If you want your bank or investment firm to change, as their client you need to push them. They will never push you. Banks sell stuff that’s good for them. In fact, you need to ask more from your advisor when it comes to investing with your values. You need to demand more.
But you can do more too.
First, you can do your homework by learning more about the whole field of impact and responsible investing.
You can also look for an adviser who’s from the part of the world you want your money to change. They may be a generation younger. Their skin may not be the colour of yours. They may be Muslim or gay or any other minority – especially in a city like Toronto where the visible minority is actually an all-too-invisible majority. Believe me, they know all about responsible investing. They’ve lived it. It’s time they be given a chance to invest it.
The good news is, things are already starting to change. On Tuesday the NASDAQ exchange in New York asked the Securities and Exchange Commission to insist that all 3,300 of its member companies publicly disclose diversity statistics about their boards of directors, and have at least two ‘diverse’ directors.
How many NASDAQ companies do this now?
Less than a quarter of them.
It’s a start.
3 thoughts on “The Plague-Ground – Who do elephants like to sleep with? Elephants.”
I wish you had a “like” button.
Bob – as an investment advisor I take offense at your comment that “we are paid to sustain the status quo” – it’s so unlike you to make a blanket statement .
Good investment advisors- and there are many out there – do not sustain the status quo — they have to change with the times otherwise they aren’t very good money managers and they will lose clients. What worked yesterday does not necessarily work today. Good advisors are on top of the new and even more importantly aware of what their clients want. Also good advisors educate their clients.

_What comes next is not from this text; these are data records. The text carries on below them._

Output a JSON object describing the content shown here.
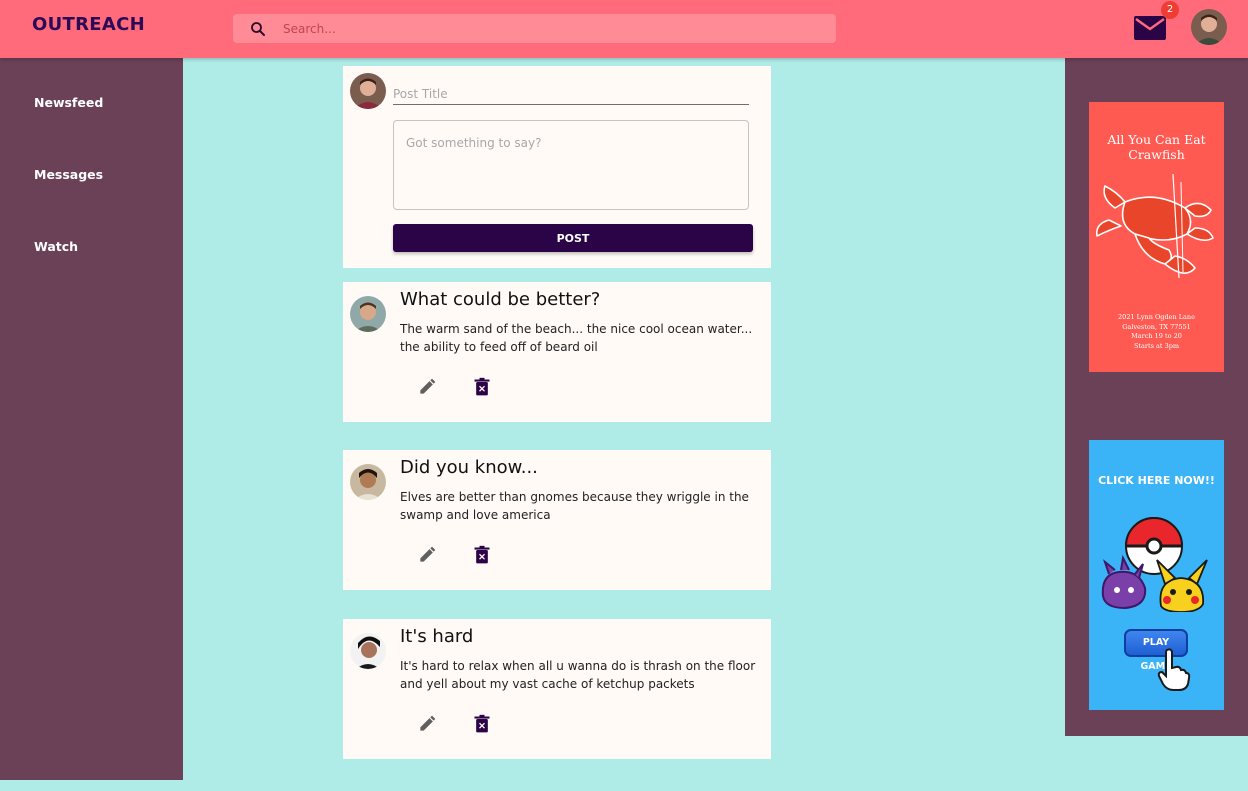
{
  "header": {
    "logo": "OUTREACH",
    "search_placeholder": "Search...",
    "notification_count": "2"
  },
  "sidebar": {
    "items": [
      {
        "label": "Newsfeed"
      },
      {
        "label": "Messages"
      },
      {
        "label": "Watch"
      }
    ]
  },
  "composer": {
    "title_placeholder": "Post Title",
    "body_placeholder": "Got something to say?",
    "post_label": "POST"
  },
  "posts": [
    {
      "title": "What could be better?",
      "body": "The warm sand of the beach... the nice cool ocean water... the ability to feed off of beard oil"
    },
    {
      "title": "Did you know...",
      "body": "Elves are better than gnomes because they wriggle in the swamp and love america"
    },
    {
      "title": "It's hard",
      "body": "It's hard to relax when all u wanna do is thrash on the floor and yell about my vast cache of ketchup packets"
    }
  ],
  "ads": {
    "crawfish": {
      "title": "All You Can Eat Crawfish",
      "address_line1": "2021 Lynn Ogden Lane",
      "address_line2": "Galveston, TX 77551",
      "address_line3": "March 19 to 20",
      "address_line4": "Starts at 3pm"
    },
    "game": {
      "cta": "CLICK HERE NOW!!",
      "button": "PLAY GAME"
    }
  },
  "colors": {
    "header": "#ff6b7a",
    "sidebar": "#6b4157",
    "background": "#b0ece7",
    "card": "#fffaf6",
    "accent": "#2a0446",
    "badge": "#ef3d34"
  },
  "icons": [
    "search-icon",
    "mail-icon",
    "edit-icon",
    "delete-icon"
  ]
}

I am the first to criticize our industry , god know there is a lot that’s wrong with it.. But one could say that of many professions – medicine, lawyers, accountants. It almost always comes down to the individual.
And your comment to look for a an advisor who’s from that part of the world … “they may be younger” not only smacks of ageism but ignores the fact that economic intuition CAN ONLY BE GAINED by years of experience and – full disclosure to those who don’t know me I am 63 years old so I might be bias- but our industry has a terrible habit of “creating investments’ that the consumer wants — but are not necessarily good for the client that’s where experience is so important. Having been an advisor for 35 years, I have witnessed many younger advisors get themselves and their clients in trouble because they lack that very experience to truly analyze the consequences of “the latest/hottest new idea” that has come to market.
I could go on forever — but let me say one last thing — if you think that of your advisor — than you should move your investments to Dennis and myself.
I quote: “By a very long-shot, the people who decide where money is invested and raised are SWMs – Straight White Men. No surprise, then, that this capital is deployed to people and enterprises owned and run by SWMs.”
Bob, I read your statement at 8 this morning, was angry, but took time to cool off. At noon, I’m still angered by it. So I’ll comment.
White and Male can be observed. But who asked those same men if they were straight?
Is this an assumption, or where these White men asked about their sexual orientation? What bearing does a person’s sexual orientation have on their business acumen or lack thereof?
Where do I sign up as an “WSDE” (White Straight Dame Elder) in case someone wants to make another idiotic classification?
“SWM.” A reprehensible acronym in your blog.